A user can also uninstall the Firefox service at any time. Updates will continue to occur using the old method.
Other uses of the Firefox service:
Having a Windows service installed means that we can investigate other integration and maintenance points. The possibilities are very exciting.
The Windows service may be used later on for a wider selection of maintenance related things including faster browser startup via prefetching, but initially will be only for software updates.
High level overview of other new Silent update features
Above I mostly talked about silent updates on Windows, but there are other update issues being addressed in several new features across all platforms. This section was originally written by Robert Strong with help from Chris Lee, and Lawrence Mandel and describes these features.
All of the silent update work can be tracked on the wiki.
- Lessen how often the “What’s New” page is shown
Estimated target: fourth quarter of 2011.Every six weeks Firefox informs you of what is new in the release. The feedback from our users is that the information is not required and is actually an irritant. We are looking at ways of displaying information only when it provides benefit. The ability to control if the “What’s New” page should be displayed after an update was added to Firefox 4. The server side capability should be completed soon.
- Lessen how often the update user interface is displayed
Estimated target: first quarter of 2012.After an update is downloaded in the background Firefox waits 12 hours before notifying the user to restart to apply the update and since this can interrupt tasks the wait time is being increased to 24 hours.
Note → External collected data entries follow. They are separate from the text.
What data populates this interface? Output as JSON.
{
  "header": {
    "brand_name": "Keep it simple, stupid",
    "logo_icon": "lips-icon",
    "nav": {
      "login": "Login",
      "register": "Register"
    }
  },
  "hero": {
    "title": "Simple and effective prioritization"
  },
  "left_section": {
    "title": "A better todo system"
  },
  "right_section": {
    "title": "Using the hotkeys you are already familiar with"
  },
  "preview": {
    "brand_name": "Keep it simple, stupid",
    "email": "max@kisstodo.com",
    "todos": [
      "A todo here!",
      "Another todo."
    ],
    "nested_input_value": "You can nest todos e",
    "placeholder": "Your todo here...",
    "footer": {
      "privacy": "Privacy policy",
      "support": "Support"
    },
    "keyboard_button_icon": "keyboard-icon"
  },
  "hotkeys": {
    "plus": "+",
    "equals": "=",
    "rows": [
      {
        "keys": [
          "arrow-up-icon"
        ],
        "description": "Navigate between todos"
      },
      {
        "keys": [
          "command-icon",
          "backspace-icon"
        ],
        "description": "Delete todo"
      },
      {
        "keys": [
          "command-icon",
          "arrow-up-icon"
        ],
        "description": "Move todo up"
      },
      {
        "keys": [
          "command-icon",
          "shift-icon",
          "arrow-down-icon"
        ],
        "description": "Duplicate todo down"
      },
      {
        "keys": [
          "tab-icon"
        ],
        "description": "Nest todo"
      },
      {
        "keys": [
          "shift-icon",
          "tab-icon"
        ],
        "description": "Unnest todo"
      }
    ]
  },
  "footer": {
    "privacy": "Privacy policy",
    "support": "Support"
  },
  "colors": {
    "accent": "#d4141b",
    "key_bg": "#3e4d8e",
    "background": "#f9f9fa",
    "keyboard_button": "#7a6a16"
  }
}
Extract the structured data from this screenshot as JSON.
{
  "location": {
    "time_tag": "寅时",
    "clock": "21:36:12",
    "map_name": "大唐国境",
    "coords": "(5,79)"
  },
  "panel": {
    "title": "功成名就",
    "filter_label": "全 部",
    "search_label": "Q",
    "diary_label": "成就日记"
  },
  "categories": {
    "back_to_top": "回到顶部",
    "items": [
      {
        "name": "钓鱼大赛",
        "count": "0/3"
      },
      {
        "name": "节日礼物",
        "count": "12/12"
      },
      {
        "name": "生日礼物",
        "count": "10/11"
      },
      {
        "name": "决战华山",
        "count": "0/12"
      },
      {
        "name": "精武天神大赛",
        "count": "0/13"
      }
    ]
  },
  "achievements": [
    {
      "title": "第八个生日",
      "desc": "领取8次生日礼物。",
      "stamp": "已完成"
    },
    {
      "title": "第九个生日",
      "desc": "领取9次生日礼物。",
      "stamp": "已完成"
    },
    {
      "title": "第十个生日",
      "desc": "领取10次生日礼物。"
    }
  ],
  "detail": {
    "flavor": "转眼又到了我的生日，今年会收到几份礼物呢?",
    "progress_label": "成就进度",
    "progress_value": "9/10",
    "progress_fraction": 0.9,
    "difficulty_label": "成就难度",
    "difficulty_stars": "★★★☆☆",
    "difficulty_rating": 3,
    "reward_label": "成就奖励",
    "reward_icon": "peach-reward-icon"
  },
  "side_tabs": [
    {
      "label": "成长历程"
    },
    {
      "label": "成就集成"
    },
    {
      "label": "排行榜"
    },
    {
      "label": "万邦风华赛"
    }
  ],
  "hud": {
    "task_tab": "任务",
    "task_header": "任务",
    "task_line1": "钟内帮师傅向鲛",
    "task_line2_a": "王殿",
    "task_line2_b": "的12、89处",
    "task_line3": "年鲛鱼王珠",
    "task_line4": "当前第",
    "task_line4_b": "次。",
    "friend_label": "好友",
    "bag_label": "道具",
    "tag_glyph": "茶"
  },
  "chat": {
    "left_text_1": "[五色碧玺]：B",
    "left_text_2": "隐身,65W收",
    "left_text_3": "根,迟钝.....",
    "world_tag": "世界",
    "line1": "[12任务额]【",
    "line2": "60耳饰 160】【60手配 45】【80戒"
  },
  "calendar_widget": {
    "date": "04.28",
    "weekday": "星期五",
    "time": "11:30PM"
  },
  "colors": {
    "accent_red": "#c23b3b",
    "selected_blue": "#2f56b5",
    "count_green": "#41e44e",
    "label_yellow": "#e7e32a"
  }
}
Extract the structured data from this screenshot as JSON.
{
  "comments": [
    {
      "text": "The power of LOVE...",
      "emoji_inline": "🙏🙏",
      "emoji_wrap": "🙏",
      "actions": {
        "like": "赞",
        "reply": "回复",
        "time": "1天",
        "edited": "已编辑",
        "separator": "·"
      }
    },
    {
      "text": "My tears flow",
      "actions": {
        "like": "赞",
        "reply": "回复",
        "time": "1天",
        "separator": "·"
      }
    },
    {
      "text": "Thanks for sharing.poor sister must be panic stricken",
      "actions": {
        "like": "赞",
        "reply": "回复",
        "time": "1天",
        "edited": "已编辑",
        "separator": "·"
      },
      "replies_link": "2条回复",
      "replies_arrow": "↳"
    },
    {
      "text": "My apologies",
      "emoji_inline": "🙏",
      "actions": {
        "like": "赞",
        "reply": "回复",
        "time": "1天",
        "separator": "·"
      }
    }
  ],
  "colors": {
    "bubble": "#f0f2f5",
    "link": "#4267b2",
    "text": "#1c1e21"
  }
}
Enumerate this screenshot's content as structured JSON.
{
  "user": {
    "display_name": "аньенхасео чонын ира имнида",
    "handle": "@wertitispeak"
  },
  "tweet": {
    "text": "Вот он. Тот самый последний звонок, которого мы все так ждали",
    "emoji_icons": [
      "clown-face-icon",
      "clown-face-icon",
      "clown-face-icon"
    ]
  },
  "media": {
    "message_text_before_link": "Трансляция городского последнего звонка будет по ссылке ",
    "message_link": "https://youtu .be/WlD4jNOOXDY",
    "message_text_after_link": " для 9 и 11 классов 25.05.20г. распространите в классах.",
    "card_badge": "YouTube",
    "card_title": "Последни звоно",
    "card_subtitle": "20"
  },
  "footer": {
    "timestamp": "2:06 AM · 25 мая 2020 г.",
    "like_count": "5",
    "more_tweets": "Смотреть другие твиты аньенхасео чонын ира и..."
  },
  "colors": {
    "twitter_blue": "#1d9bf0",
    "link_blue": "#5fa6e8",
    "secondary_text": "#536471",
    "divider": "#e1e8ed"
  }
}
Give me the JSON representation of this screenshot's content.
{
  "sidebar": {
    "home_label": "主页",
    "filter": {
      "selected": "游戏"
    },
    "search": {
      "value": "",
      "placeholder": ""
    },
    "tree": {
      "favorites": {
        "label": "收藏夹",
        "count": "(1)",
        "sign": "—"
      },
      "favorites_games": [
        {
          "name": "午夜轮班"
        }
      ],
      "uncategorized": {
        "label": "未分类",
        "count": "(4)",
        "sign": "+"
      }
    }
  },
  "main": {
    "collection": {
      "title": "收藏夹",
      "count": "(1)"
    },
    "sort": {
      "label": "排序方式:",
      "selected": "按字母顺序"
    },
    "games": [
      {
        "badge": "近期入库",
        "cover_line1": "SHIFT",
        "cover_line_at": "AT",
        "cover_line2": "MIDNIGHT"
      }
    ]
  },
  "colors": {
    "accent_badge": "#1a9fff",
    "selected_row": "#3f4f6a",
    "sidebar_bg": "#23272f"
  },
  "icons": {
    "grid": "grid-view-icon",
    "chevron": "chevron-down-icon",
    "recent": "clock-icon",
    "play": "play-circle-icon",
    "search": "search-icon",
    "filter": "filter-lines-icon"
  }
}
More details including how we decided upon 24 hours are available on this feature page and the bugs referenced on that page.
- Add-ons Default to Compatible
Estimated target: first quarter of 2012.By default, Firefox requires consent to update if there are add-ons that are enabled and compatible with the current version of Firefox and are incompatible with the update’s version. With this feature there should be significantly fewer cases where consent is required to update Firefox while keeping your add-ons installed and up-to-date as well.
- Apply updates on shutdown
Estimated target: to be determined.After an update is downloaded users notice that it takes longer to start up Firefox on the next run. This wait time is due to the installation of the software update. To eliminate the wait time on startup to apply an update the majority of an update’s operations will be performed prior to shutdown and the few remaining operations will be performed after Firefox has exited. This applies to all desktop platforms though on Windows the service that will remove the requirement for the Windows UAC dialog will typically apply the update.
- Improved process flow for updating when there are incompatible add-ons
Estimated target: to be determined.If an update is declined when there are incompatible add-ons the time to wait until next notification will be increased. This feature is in the planning stage and the amount of time to wait until the next notification hasn’t been decided as of yet.
Other Mozilla products:
Other Mozilla products may use the service described above. We currently plan to have only one Windows service across all products. All supported architectures are also planned to share the same Windows service.
Every feature described in this post either applies to or can be done for other Mozilla based applications such as SeaMonkey, Thunderbird, and SongBird.
Platform Integration team:
Mozilla started a new Platform Integration team which focuses on issues which need Operating System specific solutions.
I am a member of this new team led by Robert Strong. Some of the tasks being worked on by this team are described above.